Data distortion won't help Indian economy
The former RBI governor, who was at the heart of the Indian system, suggests an independent and impartial body to examine the data.
Eminent economist Raghuram Rajan has voiced doubts about whether the Indian economy is really growing at seven per cent. It's the jobs data, or lack of it, that is leading to such fears over GDP figures. Are there enough attributes to sustain belief in the figures as we have come to know them since the base year was changed to 2011-12? There's no arguing against the need to change base years as decades have passed since the standard was fixed for compiling economic data. However, it's the ongoing election season that is to blame for the kind of distortions that were allowed to slip into the system, clouding the reality of GDP numbers as an index of growth, said to still be the world's fastest.
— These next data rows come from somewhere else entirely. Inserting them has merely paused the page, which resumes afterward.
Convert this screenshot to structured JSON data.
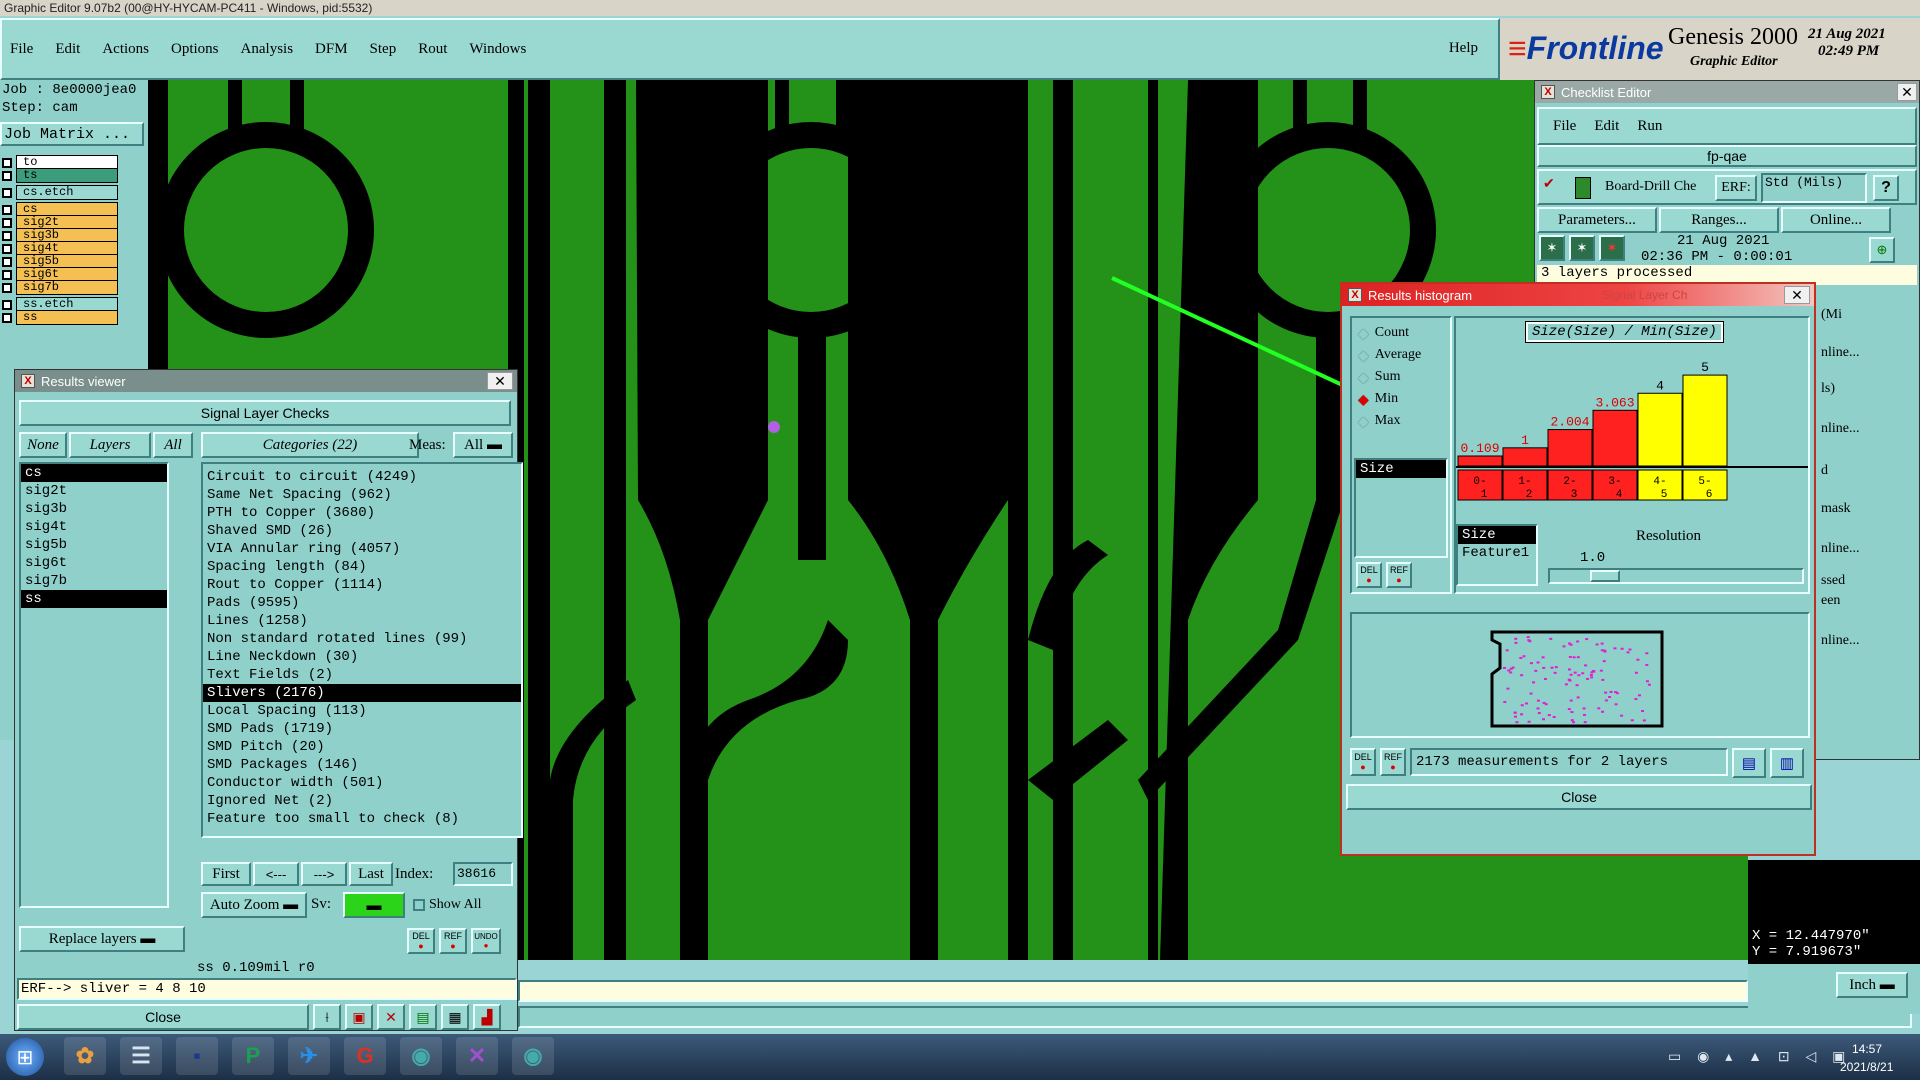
{
  "app": {
    "title": "Graphic Editor 9.07b2 (00@HY-HYCAM-PC411 - Windows, pid:5532)",
    "menu": [
      "File",
      "Edit",
      "Actions",
      "Options",
      "Analysis",
      "DFM",
      "Step",
      "Rout",
      "Windows"
    ],
    "help": "Help",
    "logo": "Frontline",
    "product": "Genesis 2000",
    "product_sub": "Graphic Editor",
    "date": "21 Aug 2021",
    "time": "02:49 PM"
  },
  "job": {
    "job_label": "Job : 8e0000jea0",
    "step_label": "Step: cam",
    "matrix_button": "Job Matrix ...",
    "layers": [
      {
        "name": "to",
        "color": "#ffffff"
      },
      {
        "name": "ts",
        "color": "#3c9c7c"
      },
      {
        "name": "cs.etch",
        "color": "#9ad8d2"
      },
      {
        "name": "cs",
        "color": "#f5c053"
      },
      {
        "name": "sig2t",
        "color": "#f5c053"
      },
      {
        "name": "sig3b",
        "color": "#f5c053"
      },
      {
        "name": "sig4t",
        "color": "#f5c053"
      },
      {
        "name": "sig5b",
        "color": "#f5c053"
      },
      {
        "name": "sig6t",
        "color": "#f5c053"
      },
      {
        "name": "sig7b",
        "color": "#f5c053"
      },
      {
        "name": "ss.etch",
        "color": "#9ad8d2"
      },
      {
        "name": "ss",
        "color": "#f5c053"
      }
    ]
  },
  "results_viewer": {
    "title": "Results viewer",
    "header": "Signal Layer Checks",
    "none_btn": "None",
    "layers_btn": "Layers",
    "all_btn": "All",
    "categories_btn": "Categories (22)",
    "meas_label": "Meas:",
    "meas_value": "All",
    "layers": [
      "cs",
      "sig2t",
      "sig3b",
      "sig4t",
      "sig5b",
      "sig6t",
      "sig7b",
      "ss"
    ],
    "selected_layers": [
      "cs",
      "ss"
    ],
    "categories": [
      "Circuit to circuit (4249)",
      "Same Net Spacing (962)",
      "PTH to Copper (3680)",
      "Shaved SMD (26)",
      "VIA Annular ring (4057)",
      "Spacing length (84)",
      "Rout to Copper (1114)",
      "Pads (9595)",
      "Lines (1258)",
      "Non standard rotated lines (99)",
      "Line Neckdown (30)",
      "Text Fields (2)",
      "Slivers (2176)",
      "Local Spacing (113)",
      "SMD Pads (1719)",
      "SMD Pitch (20)",
      "SMD Packages (146)",
      "Conductor width (501)",
      "Ignored Net (2)",
      "Feature too small to check (8)"
    ],
    "selected_category": "Slivers (2176)",
    "first_btn": "First",
    "prev_btn": "<---",
    "next_btn": "--->",
    "last_btn": "Last",
    "index_label": "Index:",
    "index_value": "38616",
    "auto_zoom": "Auto Zoom",
    "sv_label": "Sv:",
    "show_all": "Show All",
    "replace_layers": "Replace layers",
    "status_line": "ss 0.109mil  r0",
    "erf_line": "ERF--> sliver = 4 8 10",
    "close_btn": "Close",
    "del": "DEL",
    "ref": "REF",
    "undo": "UNDO"
  },
  "checklist": {
    "title": "Checklist Editor",
    "menu": [
      "File",
      "Edit",
      "Run"
    ],
    "name": "fp-qae",
    "action": "Board-Drill Che",
    "erf_label": "ERF:",
    "erf_value": "Std (Mils)",
    "parameters": "Parameters...",
    "ranges": "Ranges...",
    "online": "Online...",
    "run_date": "21 Aug 2021",
    "run_time": "02:36 PM - 0:00:01",
    "status": "3 layers processed",
    "right_fragments": [
      "(Mi",
      "nline...",
      "ls)",
      "nline...",
      "d",
      "mask",
      "nline...",
      "ssed",
      "een",
      "nline..."
    ]
  },
  "histogram": {
    "title": "Results histogram",
    "behind_title": "Signal Layer Ch",
    "options": [
      "Count",
      "Average",
      "Sum",
      "Min",
      "Max"
    ],
    "selected_option": "Min",
    "list_items": [
      "Size"
    ],
    "graph_title": "Size(Size) / Min(Size)",
    "resolution_label": "Resolution",
    "resolution_value": "1.0",
    "fields": [
      "Size",
      "Feature1"
    ],
    "measurement_text": "2173 measurements for 2 layers",
    "close_btn": "Close",
    "del": "DEL",
    "ref": "REF"
  },
  "chart_data": {
    "type": "bar",
    "title": "Size(Size) / Min(Size)",
    "categories": [
      "0-1",
      "1-2",
      "2-3",
      "3-4",
      "4-5",
      "5-6"
    ],
    "values": [
      0.109,
      1,
      2.004,
      3.063,
      4,
      5
    ],
    "labels": [
      "0.109",
      "1",
      "2.004",
      "3.063",
      "4",
      "5"
    ],
    "colors": [
      "#ff2020",
      "#ff2020",
      "#ff2020",
      "#ff2020",
      "#ffff00",
      "#ffff00"
    ],
    "ylim": [
      0,
      5.5
    ]
  },
  "coords": {
    "x": "X = 12.447970\"",
    "y": "Y = 7.919673\""
  },
  "units": "Inch",
  "taskbar": {
    "time": "14:57",
    "date": "2021/8/21"
  }
}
The former RBI governor, who was at the heart of the Indian system, suggests an independent and impartial body to examine the data. The system is blessed enough with organisations to compile and study data. What is required is honesty to be able to pinpoint why the signs over the economy are still negative as seen in jobs getting scarce, agrarian distress expanding, lack of growth in the large unorganised sector and the corporate sector by way of absence of fuller capacity utilisation and alarmingly shrinking exports. These factors add up to suggest that a propagandist growth rate isn't the same as what such growth should do for the economy, mainly by creating jobs. Whichever government comes to power after May 23 and whoever leads it, what is needed is total transparency in data, because without real data, policy planning becomes meaningless.
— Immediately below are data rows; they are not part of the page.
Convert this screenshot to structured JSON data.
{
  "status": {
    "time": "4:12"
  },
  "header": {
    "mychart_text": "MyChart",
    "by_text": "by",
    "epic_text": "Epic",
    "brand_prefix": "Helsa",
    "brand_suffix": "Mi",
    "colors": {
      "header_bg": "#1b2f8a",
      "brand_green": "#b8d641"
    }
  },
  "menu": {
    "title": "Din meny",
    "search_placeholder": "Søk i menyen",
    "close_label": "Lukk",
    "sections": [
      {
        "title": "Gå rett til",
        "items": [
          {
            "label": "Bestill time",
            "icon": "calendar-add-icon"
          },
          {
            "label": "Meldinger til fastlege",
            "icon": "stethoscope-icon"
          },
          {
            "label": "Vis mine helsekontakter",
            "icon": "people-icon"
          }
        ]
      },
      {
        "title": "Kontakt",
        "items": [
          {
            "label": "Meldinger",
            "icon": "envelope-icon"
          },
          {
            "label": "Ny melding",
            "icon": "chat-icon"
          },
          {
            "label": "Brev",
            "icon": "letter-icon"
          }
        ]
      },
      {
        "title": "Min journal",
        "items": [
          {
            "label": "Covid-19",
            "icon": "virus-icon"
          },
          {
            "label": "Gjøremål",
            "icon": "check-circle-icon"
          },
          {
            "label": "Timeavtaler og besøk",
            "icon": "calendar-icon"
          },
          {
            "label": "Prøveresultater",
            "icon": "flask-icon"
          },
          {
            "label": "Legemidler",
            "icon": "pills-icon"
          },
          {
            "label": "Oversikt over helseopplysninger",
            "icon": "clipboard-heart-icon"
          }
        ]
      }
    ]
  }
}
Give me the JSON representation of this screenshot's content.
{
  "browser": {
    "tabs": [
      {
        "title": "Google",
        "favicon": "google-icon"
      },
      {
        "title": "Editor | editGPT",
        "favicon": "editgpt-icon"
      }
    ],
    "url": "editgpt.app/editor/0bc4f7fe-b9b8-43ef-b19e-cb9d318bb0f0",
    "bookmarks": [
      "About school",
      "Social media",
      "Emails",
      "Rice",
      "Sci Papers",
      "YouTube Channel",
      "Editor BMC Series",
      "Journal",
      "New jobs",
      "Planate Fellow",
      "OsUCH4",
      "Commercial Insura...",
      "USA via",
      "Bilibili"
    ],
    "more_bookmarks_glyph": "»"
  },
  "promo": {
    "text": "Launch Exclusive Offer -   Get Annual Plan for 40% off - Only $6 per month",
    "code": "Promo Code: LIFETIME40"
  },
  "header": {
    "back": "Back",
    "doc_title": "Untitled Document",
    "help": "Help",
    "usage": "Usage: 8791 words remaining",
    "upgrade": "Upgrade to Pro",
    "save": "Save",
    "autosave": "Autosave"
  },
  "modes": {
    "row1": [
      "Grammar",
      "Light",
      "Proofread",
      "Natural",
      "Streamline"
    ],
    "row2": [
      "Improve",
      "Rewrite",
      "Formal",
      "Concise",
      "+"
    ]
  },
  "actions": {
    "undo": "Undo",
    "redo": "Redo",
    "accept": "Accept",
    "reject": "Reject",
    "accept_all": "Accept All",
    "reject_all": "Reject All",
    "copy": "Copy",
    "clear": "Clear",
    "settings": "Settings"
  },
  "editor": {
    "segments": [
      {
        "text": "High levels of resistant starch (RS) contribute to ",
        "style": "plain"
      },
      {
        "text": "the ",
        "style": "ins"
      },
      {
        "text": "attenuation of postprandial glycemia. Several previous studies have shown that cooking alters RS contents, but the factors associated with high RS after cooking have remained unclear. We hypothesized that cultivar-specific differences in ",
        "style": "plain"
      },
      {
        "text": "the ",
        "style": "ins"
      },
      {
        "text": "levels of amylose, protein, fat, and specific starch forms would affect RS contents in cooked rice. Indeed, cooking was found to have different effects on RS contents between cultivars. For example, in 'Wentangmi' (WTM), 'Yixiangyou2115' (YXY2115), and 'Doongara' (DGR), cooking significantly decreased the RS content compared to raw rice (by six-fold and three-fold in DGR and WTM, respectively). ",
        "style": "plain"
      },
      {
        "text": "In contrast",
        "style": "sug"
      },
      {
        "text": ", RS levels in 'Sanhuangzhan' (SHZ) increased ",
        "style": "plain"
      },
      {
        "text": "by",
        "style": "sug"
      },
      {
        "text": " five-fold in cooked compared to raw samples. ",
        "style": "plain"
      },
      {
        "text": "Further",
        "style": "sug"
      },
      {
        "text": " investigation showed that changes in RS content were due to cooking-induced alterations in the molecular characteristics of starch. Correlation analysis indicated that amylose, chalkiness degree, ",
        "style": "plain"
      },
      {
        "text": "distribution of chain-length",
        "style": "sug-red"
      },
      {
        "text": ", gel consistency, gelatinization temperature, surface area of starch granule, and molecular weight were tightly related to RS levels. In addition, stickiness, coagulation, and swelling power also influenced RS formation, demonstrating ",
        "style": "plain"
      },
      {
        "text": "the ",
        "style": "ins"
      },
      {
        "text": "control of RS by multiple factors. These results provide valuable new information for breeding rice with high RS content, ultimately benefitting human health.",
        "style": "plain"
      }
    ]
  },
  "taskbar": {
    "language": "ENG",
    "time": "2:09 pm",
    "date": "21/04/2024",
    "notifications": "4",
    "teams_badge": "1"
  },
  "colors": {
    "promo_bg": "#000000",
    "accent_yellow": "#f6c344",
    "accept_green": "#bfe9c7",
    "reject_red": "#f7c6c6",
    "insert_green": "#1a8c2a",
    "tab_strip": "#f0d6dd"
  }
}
As many as 108 economists and social scientists wrote an open letter to warn about India's official data losing credibility while a group of chartered accountants pointed to buoyant income-tax collections as if to prove the obverse. Greater tax compliance is not to be taken as an index of jobs being created, whereas the hide and seek with the unemployment rate data is disrupting the presentation of the real picture. The point is India's data is and should be sacrosanct, and based on which much of the nation's economic rising might has also been recognised internationally. To tamper with that or to distort it for political purposes would prove counterproductive for the country even in the short term.
The new government's immediate task would be to open up the jobs and unemployment data and introspect over why we got here, and what can be done to generate jobs as at least 15 million people are aspiring to join the workforce every year. In the end, performance is to be judged by what India can do for its youth by way of jobs. Given our population, we have to be a labour intensive rather than automated country, and we have so much to do for our farmers and the poor.